Nearly Legal: Housing Law News and Comment

Housing Benefit limits

You’ve probably already seen this, but new upper limits on housing benefit rates are to be introduced from next April (2011).

For a three bed house, the upper limit will be £340 per week
For a four bed house, the upper limit will be £400 per week

LHA will be limited to between £250 and £400 a week depending on property size. LHA rates will be set using the bottom 30 per cent of rates instead of the median and they will be linked to the consumer prices index rather than the retail prices index, leading to smaller increases.

In London, this is likely to have a very significant impact on those renting privately (and potentially on those in temporary accommodation, whether provided by LA, RSL or a private leasing arrangement, where rents charged are ridiculously high, if that gets changed too.)

In addition, from April 2013 anyone who has been on Jobseekers Allowance for more than 12 months will see a 10% reduction in housing benefit. According to Grant Shapps this is designed to target people “choosing not to work as a lifestyle thing”.

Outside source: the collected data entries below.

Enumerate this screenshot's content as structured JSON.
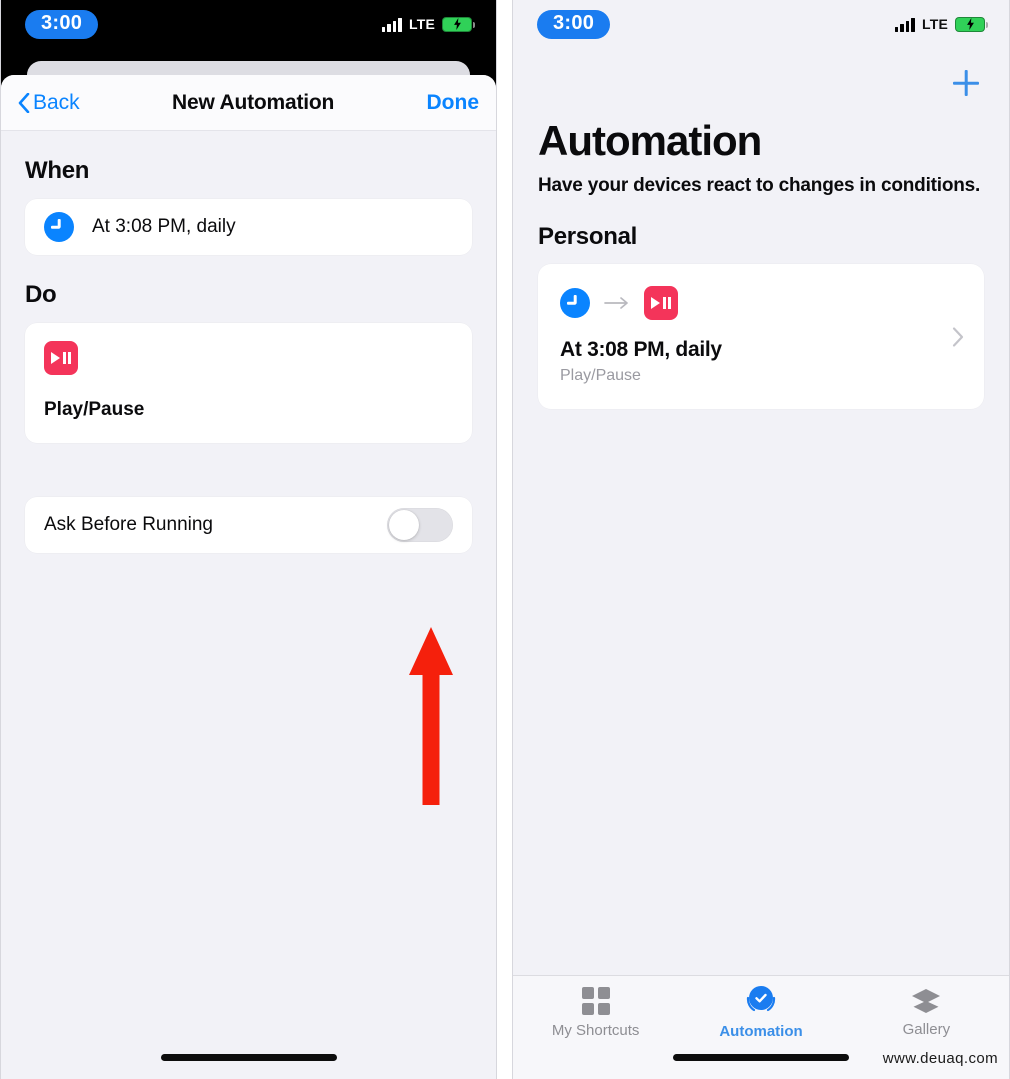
{
  "left_phone": {
    "status_bar": {
      "time": "3:00",
      "network_label": "LTE",
      "signal_icon": "cellular-bars-icon",
      "battery_icon": "battery-charging-icon"
    },
    "nav": {
      "back_label": "Back",
      "title": "New Automation",
      "done_label": "Done",
      "back_icon": "chevron-left-icon"
    },
    "sections": [
      {
        "heading": "When",
        "row_label": "At 3:08 PM, daily",
        "icon": "clock-icon"
      },
      {
        "heading": "Do",
        "row_label": "Play/Pause",
        "icon": "play-pause-icon"
      }
    ],
    "toggle_row": {
      "label": "Ask Before Running",
      "state": "off"
    },
    "annotation": {
      "type": "red-arrow",
      "color": "#f5200c",
      "points_to": "ask-before-running-toggle"
    }
  },
  "right_phone": {
    "status_bar": {
      "time": "3:00",
      "network_label": "LTE",
      "signal_icon": "cellular-bars-icon",
      "battery_icon": "battery-charging-icon"
    },
    "add_button_icon": "plus-icon",
    "title": "Automation",
    "subtitle": "Have your devices react to changes in conditions.",
    "group_heading": "Personal",
    "automation_card": {
      "trigger_icon": "clock-icon",
      "arrow_icon": "arrow-right-icon",
      "action_icon": "play-pause-icon",
      "title": "At 3:08 PM, daily",
      "subtitle": "Play/Pause",
      "disclosure_icon": "chevron-right-icon"
    },
    "tabbar": {
      "items": [
        {
          "label": "My Shortcuts",
          "icon": "grid-icon",
          "active": false
        },
        {
          "label": "Automation",
          "icon": "automation-check-icon",
          "active": true
        },
        {
          "label": "Gallery",
          "icon": "layers-icon",
          "active": false
        }
      ]
    }
  },
  "watermark": "www.deuaq.com",
  "colors": {
    "accent_blue": "#0a84ff",
    "tab_blue": "#3b8fe8",
    "time_pill_blue": "#1a7cf0",
    "red_action": "#f4345a",
    "annotation_red": "#f5200c",
    "battery_green": "#30d158",
    "page_background": "#f2f2f7",
    "card_white": "#ffffff",
    "muted_text": "#8e8e93"
  }
}
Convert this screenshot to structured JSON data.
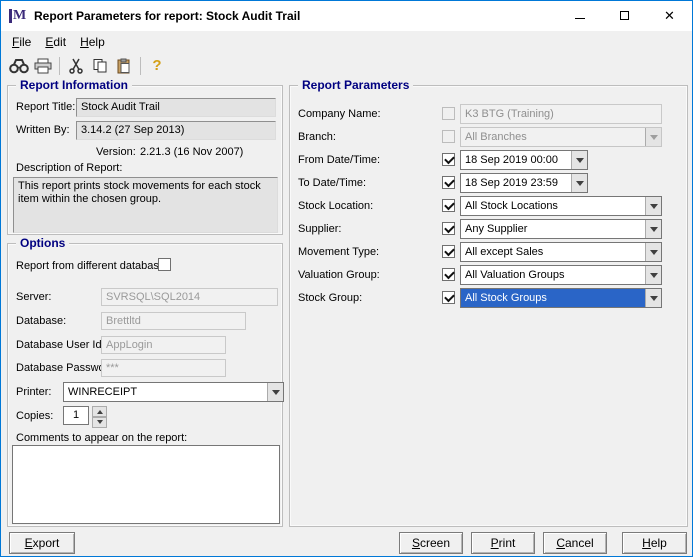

For Shelter’s response, see here.

Meanwhile, Iain Duncan Smith is proposing that new steps should be taken to ‘free up’ under-occupied social housing:

We have tons of elderly people living in houses which they cannot run and we’ve got queues of desperate people with families who are living in one and two-bedroom houses and flats,.

He also raised proposals for Council tenants in areas with low work to be able to move to areas with high work, apparently by putting such people at the top of the housing list in the new area. After all, areas with high work availability are also notorious for the amount of unoccupied social housing in those places.